Scientist Affiliation and Motivation to Find Truth

Dan Kahan writes,

Well, “we all know” that conservatives hold university scientists in contempt for their effemenate [sic], elitist ways & that liberals regard industry scientists as shills. But here’s what GSS says about partisanship & industry vs. university scientists . . . .

He may be fair to liberals, but I do not think that his characterization of conservatives would pass an ideological Turing test.

If I may attempt to speak for those of us on the right, my views would be:

1. When it comes to public relations, industry scientists have an incentive to twist the truth. However, when business decisions are affected by scientific analysis, the incentive leans much more toward aiming for truth.

2. In academics, the incentive is to increase one’s prestige. Aiming for truth is not always the best strategy. In fact, based on my own bitter experience, in economics the best strategy is to surf the latest fads. In my day, it was rational expectations, and I was not on board (pun intended). More recently, we have had behavioral economics, natural experiments, and such. There are probably some current fads that I could willingly join, but not at this stage of my life.

3. In the particular area that most interests Kahan, which is climate change, I trust neither the incentives in industry nor in academics. Obviously, if you work for the coal industry, your incentive is to find low estimates for the environmental impact of carbon dioxide emissions. But if you work in academia and you happen to find low estimates for the environmental impact of carbon dioxide emissions, good luck to you if you hope to win prestige.

9 thoughts on “Scientist Affiliation and Motivation to Find Truth

  1. Isn’t what “we all know” is the politically motivated will choose sides that favor their policies, but those more motivated to do the right thing will follow the evidence where ever it leads? There is little greater method of achieving academic prestige than decisively demonstrating the current model is wrong. Economics has been limited in this regard as data has been hard to come by until recently. Other areas are far different in this regard.

    • Further, the politically motivated with positive agendas will be more interested in truth to see their agendas succeed, while those with negative agendas are often motivated to suppress the truth since it can harm their position while confirming it is redundant. Ignorance is bliss for them.

    • There is a concept in chemistry called “activation energy.” In many chemical reactions, even if the completed reaction will release energy–maybe large amounts–energy must first be put in. Else things will remain as they are.

      In the academic long-term, a lot of prestige goes to someone who “decisively demonstrate…[s] the current model is wrong.” But very few people get to do this. And along the way, you will have lower prestige and may struggle for funding. For the ordinary researcher, the expected value of swimming against the tide is pretty clearly negative. For the truly brilliant and driven, the expected value may be positive.

      Faith and cussedness are needed to provide that “activation energy.”

  2. From my own experience in the academy, there are plenty of biases and perceptions to go around, but nobody lumps all academics regardless of discipline together.
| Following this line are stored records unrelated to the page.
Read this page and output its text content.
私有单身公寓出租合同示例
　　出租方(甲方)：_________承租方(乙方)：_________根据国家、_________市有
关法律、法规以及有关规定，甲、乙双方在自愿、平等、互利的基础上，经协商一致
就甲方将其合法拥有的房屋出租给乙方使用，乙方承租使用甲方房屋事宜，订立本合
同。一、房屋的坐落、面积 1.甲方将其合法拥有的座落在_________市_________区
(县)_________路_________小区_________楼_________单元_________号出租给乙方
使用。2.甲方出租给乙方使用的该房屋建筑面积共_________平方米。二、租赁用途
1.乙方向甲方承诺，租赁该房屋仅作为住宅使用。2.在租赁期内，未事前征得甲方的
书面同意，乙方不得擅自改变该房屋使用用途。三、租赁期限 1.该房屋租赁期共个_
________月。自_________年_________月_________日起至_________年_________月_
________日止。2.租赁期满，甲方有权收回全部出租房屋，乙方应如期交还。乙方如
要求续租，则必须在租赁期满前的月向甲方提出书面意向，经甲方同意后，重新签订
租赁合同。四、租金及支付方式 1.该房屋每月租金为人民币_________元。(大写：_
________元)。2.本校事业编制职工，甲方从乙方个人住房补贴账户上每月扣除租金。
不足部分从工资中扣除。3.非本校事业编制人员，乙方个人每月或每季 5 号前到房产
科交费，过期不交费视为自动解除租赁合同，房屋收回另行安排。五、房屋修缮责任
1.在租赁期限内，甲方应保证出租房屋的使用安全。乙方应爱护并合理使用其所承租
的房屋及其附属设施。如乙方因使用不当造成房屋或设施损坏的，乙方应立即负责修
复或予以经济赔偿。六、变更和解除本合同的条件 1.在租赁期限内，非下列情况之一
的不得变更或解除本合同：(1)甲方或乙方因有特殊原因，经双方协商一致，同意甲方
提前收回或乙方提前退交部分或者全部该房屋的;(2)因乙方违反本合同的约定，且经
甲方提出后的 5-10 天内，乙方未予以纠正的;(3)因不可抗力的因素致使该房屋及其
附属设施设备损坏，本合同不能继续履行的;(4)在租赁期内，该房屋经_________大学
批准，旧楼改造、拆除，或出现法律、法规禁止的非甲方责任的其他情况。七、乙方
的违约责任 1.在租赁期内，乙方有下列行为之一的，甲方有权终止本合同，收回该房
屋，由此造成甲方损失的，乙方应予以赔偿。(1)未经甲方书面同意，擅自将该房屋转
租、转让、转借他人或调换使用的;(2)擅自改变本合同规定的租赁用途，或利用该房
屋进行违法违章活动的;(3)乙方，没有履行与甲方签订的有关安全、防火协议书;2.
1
Different fields are held in contempt by different parties.

  3. The social problem with Point #1 is that optimal business decisions are often “truth for me, but not for thee”. See, for example, DuPont’s recent C8 scandal.

  4. The University near here recently output a study headlined “The Zika Virus Threat: How Concerns About Scientists May Undermine Efforts to Combat the Pandemic” ( https://carsey.unh.edu/publication/zika ). Or, roughly speaking: “those know-nothings are going to get us all killed by disbelief in Science.”

    Then I went to the Wikipedia page about the “2015–16 Zika virus epidemic” ( https://en.wikipedia.org/wiki/2015%E2%80%9316_Zika_virus_epidemic ) which contains the following adjacent sentences in paragraph one:

    “In January 2016, the World Health Organization (WHO) said the virus was likely to spread throughout most of the Americas by the end of the year. In November 2016 WHO announced the end of the Zika epidemic.”

    Assuming Wikipedia is accurate, I’m not sure which Science I’m supposed to be unskeptical about: WHO in January 2016, or WHO in November 2016.

    • wikipedia quoting Reuters quoting the WHO is like playing a game of telephone. The original WHO quotes say things like “the concern is high and so is the uncertainty.” I don’t see evidence here of scientists doing the thigns the UNH study refers to, like deliberating slanting their analyses to reach a desired conclusion. Of course I’m sure this happens, but the WHO statements on Zika really don’t seem like examples of this.